Following prolonged pain in her abdomen and uterus, she was hesitant to visit a doctor fearing the social stigma and the cost for treatment. Experiencing unbearable pain and unable to continue with her masonry work, she visited a government hospital nearby in the beginning of the year. 

“We heard the news from the doctors that she was affected with cancer, which no one even from a well-off family would want to hear,” said M. Pandi, Chitravalli’s husband.  

“Treating and maintaining our fourth child, who is mentally retarded, costs us a fortune eating up all our earnings and at such a time the news of my wife affected with cancer hit me very hard,” he said.  

Doctors at the Sivaganga government hospital referred her to GRH where they were advised they would receive treatment at the oncology department.  

The family spent about ₹1,000 to reach Madurai with their children to consult a doctor at GRH. After the initial treatment at the hospital under the Chief Minister’s Comprehensive Health Insurance Scheme, she was advised to consult a doctor at the regional cancer centre at Balarengapuram for radiation therapy.  

Thanks to the family’s early discovery of the disease, she was found to be in the first stage. Subjecting herself to radiation therapy for 25 continuous days at the centre, free of cost, which would have otherwise come to around ₹1 lakh, Ms. Chitravalli is now cancer free. 

A. Kodies, administration In-charge of the regional cancer centre, said around 140 patients undergo treatment at the facility every day. As none of the southern districts barring Tirunelveli and Thoothukudi had a dedicated oncology department and modernised equipment, people from the south of Tamil Nadu depended on the regional cancer centre in Madurai. 

Further, with 10,000 and 27,369 patients treated at the centre in 2021 and 2022 respectively, the centre stood first in the number of cancer patients treated with radiation therapy in the State.  

Similarly, a seven-year-old boy from Virudhunagar diagnosed with brain cancer received his first day of radio therapy treatment here at the centre, after his parents were unable to bear the expenses incurred at a private hospital in Madurai.  

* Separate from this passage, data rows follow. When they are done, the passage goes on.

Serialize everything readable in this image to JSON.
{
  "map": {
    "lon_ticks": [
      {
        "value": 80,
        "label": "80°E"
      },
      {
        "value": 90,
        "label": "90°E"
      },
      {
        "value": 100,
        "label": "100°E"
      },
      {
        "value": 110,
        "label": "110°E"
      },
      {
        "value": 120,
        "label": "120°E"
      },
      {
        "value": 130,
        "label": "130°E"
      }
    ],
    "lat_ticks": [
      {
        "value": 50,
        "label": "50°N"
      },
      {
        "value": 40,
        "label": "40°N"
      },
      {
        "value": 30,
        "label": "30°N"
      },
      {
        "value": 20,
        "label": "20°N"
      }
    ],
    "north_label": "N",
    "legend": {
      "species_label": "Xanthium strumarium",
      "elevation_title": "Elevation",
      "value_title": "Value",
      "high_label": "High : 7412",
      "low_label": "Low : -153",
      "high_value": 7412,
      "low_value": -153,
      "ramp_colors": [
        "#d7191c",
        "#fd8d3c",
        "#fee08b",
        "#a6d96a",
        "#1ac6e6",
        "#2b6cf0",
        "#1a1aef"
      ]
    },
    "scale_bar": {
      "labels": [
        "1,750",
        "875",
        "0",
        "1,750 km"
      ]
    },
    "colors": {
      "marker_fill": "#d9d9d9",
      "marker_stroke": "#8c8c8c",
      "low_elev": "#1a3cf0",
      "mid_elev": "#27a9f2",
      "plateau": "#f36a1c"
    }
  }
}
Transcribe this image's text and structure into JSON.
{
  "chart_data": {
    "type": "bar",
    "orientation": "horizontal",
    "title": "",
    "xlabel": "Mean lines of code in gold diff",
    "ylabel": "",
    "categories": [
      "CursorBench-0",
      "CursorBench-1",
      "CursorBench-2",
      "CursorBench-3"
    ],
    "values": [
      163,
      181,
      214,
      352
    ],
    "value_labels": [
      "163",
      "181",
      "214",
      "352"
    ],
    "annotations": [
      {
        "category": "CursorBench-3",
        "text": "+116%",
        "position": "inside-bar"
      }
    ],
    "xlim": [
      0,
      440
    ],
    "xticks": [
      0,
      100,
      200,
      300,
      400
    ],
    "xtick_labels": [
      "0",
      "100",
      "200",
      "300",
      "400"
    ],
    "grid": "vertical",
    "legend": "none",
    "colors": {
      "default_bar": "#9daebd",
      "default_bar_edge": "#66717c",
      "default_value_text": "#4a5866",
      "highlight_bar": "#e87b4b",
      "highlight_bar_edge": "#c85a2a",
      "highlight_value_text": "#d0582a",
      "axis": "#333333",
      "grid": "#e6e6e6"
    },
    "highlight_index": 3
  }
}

The boy’s father, who did not wish to be named, said they initially admitted him at a private hospital thinking he would receive good treatment there under the CM’s insurance scheme. But after completing several procedures, they realised it would cost them more than they thought and were even unsure whether the cost would be covered under the insurance scheme.   

Learning about the centre in Madurai through a friend, they reached out to the doctors at GRH a month ago for treatment. “Since it is the first stage of cancer for my child, doctors believe they could cure it. Not having to pay the treatment fees gives us relief and the amount would at least be used for us to travel and buy healthy food for our child,” he added.  

With the rise in cancer cases in recent days due to rapid change in lifestyle and other associated external factors, the need for an oncology department in every government hospital had gone up, said Dr. Kodies.  

“We treat a greater number of patients with cervical cancer and breast cancer, which is caused due to many reasons like genetical factors, improper feeding, among others,” the doctor added.  

“As it has become almost unavoidable to escape from cancer, it is highly advisable particularly for women above 40 years of age to screen for breast cancer at least once a year,” he noted. 

“Procedures to include the other two oncology departments, surgical and medical, here at the Regional Cancer Centre is underway. This would attract more patients, who could not afford getting treatment at a private hospital, to the centre once it gets added,” Dr. Kodies said.